Background: Given the prevalence of T2D worldwide, early detection and prevention of both T2D and its complications are of utmost importance. We propose comprehensive person-centered machine learning (ML) risk prediction models for T2D and complications. Methods: From the UK biobank (UKBB), we identified a prevalent T2D group at baseline (9,136 cases and 108,615 controls), an incident T2D group over 10 years of follow-up (29,845 cases and 354,818 controls), and an incident diabetic kidney disease (DKD) group (4435 cases and 33083 controls). We included 3 types of risk factors: clinical (biomarkers and diseases with known diabetes risk like CVD), genetic in the form of polygenic risk scores (PRS) for the pathogenesis of T2D and other clinical risks, and lifestyle.
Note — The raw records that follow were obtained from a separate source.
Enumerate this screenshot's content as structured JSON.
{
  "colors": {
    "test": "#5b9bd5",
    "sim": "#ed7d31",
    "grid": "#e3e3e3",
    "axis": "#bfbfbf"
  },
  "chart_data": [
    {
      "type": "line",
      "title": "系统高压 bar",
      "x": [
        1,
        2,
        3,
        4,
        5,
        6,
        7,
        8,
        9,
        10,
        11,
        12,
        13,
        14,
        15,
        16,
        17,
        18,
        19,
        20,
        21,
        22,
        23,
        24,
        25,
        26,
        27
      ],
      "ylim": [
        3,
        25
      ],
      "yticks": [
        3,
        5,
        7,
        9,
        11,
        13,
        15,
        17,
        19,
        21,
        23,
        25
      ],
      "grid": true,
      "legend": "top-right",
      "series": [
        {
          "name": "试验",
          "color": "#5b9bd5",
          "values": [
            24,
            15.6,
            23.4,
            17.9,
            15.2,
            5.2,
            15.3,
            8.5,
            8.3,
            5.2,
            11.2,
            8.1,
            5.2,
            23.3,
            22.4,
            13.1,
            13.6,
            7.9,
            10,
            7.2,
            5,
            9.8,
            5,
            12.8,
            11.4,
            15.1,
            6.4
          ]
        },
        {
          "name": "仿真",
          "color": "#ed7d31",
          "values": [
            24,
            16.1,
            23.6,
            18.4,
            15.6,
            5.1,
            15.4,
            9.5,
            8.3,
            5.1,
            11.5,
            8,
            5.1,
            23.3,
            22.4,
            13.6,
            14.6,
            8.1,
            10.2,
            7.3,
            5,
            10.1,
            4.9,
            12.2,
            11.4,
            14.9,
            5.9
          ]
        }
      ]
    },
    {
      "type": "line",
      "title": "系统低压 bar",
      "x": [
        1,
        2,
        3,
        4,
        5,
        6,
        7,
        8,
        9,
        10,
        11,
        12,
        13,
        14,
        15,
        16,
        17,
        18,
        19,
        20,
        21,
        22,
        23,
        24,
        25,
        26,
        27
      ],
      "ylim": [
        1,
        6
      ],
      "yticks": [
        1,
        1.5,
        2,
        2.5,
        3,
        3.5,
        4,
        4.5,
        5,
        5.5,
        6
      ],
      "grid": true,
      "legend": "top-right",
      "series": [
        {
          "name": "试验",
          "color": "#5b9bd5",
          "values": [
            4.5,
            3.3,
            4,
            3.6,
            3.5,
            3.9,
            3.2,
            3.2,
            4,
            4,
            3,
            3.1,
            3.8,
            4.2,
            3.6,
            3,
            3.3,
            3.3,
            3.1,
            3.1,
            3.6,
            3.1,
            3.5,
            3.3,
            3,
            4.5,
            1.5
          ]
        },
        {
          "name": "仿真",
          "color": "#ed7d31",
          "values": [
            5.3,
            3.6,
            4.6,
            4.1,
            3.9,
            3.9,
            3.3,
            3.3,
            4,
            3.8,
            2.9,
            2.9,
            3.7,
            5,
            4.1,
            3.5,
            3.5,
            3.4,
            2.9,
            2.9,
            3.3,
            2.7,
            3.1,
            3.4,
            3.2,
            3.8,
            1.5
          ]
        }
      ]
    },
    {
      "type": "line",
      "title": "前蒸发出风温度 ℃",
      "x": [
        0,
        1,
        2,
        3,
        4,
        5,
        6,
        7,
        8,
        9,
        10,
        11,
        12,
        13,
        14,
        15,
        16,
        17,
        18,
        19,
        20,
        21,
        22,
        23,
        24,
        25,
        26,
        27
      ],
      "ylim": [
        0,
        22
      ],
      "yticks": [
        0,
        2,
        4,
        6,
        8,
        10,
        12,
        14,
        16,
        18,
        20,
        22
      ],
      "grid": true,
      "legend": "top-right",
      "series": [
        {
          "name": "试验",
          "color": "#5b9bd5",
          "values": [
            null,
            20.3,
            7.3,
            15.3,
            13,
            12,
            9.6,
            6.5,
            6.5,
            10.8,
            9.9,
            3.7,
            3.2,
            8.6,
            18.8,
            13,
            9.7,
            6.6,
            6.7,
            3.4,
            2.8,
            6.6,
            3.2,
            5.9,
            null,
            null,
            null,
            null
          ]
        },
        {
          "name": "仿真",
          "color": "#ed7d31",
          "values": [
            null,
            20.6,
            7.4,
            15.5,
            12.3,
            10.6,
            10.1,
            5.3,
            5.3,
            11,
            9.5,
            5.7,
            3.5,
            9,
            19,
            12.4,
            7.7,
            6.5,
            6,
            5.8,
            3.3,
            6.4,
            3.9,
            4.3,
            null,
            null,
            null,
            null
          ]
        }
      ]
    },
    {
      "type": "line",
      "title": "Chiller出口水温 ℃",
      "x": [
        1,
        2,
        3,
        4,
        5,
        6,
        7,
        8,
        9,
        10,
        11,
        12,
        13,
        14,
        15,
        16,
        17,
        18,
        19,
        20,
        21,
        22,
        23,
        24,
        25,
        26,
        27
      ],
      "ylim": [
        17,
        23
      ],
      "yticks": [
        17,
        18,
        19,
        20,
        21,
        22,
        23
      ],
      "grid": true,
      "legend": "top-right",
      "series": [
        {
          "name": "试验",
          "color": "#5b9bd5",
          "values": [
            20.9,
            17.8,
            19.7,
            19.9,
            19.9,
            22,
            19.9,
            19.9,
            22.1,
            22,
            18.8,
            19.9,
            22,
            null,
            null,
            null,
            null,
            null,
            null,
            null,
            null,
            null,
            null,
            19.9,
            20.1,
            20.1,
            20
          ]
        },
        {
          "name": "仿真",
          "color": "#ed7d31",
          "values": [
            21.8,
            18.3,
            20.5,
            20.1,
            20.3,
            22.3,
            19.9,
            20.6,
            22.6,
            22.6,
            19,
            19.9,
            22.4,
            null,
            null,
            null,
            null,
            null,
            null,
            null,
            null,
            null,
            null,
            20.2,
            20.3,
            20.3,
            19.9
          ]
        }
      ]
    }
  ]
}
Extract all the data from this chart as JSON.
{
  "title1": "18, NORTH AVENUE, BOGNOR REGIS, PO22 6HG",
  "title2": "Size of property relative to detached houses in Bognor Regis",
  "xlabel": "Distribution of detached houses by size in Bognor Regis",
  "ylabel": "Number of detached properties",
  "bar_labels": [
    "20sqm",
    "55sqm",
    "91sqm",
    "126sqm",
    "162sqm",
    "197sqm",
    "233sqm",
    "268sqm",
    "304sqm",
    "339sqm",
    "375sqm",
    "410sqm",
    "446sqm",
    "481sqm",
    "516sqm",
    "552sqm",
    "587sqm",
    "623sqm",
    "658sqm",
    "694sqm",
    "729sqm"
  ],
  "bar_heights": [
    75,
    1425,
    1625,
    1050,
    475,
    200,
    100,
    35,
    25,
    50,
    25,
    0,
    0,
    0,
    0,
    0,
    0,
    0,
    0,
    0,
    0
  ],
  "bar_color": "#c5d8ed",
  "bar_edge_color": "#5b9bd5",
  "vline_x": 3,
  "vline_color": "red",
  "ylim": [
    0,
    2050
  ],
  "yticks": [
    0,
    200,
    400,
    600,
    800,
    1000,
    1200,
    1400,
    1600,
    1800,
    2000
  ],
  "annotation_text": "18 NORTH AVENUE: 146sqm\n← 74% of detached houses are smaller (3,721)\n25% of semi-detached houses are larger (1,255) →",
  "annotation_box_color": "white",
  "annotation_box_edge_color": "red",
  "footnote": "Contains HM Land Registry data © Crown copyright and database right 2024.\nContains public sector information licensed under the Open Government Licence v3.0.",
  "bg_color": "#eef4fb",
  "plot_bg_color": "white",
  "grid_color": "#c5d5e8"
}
For each group, we trained a model using decision-tree-based ensemble ML algorithm. We then used SHAP values to determine feature importance and chose the top 10 predictors to build a final model. Results: The T2D prevalence model included 74 features and had an AUC of 0.97, and area under the precision-recall curve (PR AUC) of 0.83. The final model with the top features (HbA1c, T2D PRS, primary HTN, LDL, major dietary changes in the last 5 years, age, plasma glucose, waist circumference, and total cholesterol) had an AUC of 0.98, and PR AUC of 0.88. The T2D incidence model included the same 74 features and had an AUC of 0.92, and PR AUC of 0.57. The final model with the top features had an AUC of 0.93, and PR AUC of 0.65. The DKD risk prediction model comprised 85 features, and it had an AUC of 0.81, and PR AUC of 0.37. The final model with the top features (Cystatin C, primary HTN, eGFR, age, HbA1c, T2D PRS, urea, BMI, BMI PRS, NAFLD PRS) had an AUC of 0.80, and PR AUC of 0.39. Conclusions: This study is an ongoing work; our interim results show the capability of ML to identify relevant risk factors and that comprehensive ML models could help clinicians decide on more precise and individualized T2D screening and treatment approaches to prevent T2D and complications. Disclosure A.Khattab: None. S.Chen: None. H.J.Sadaei: None. A.Torkamani: None.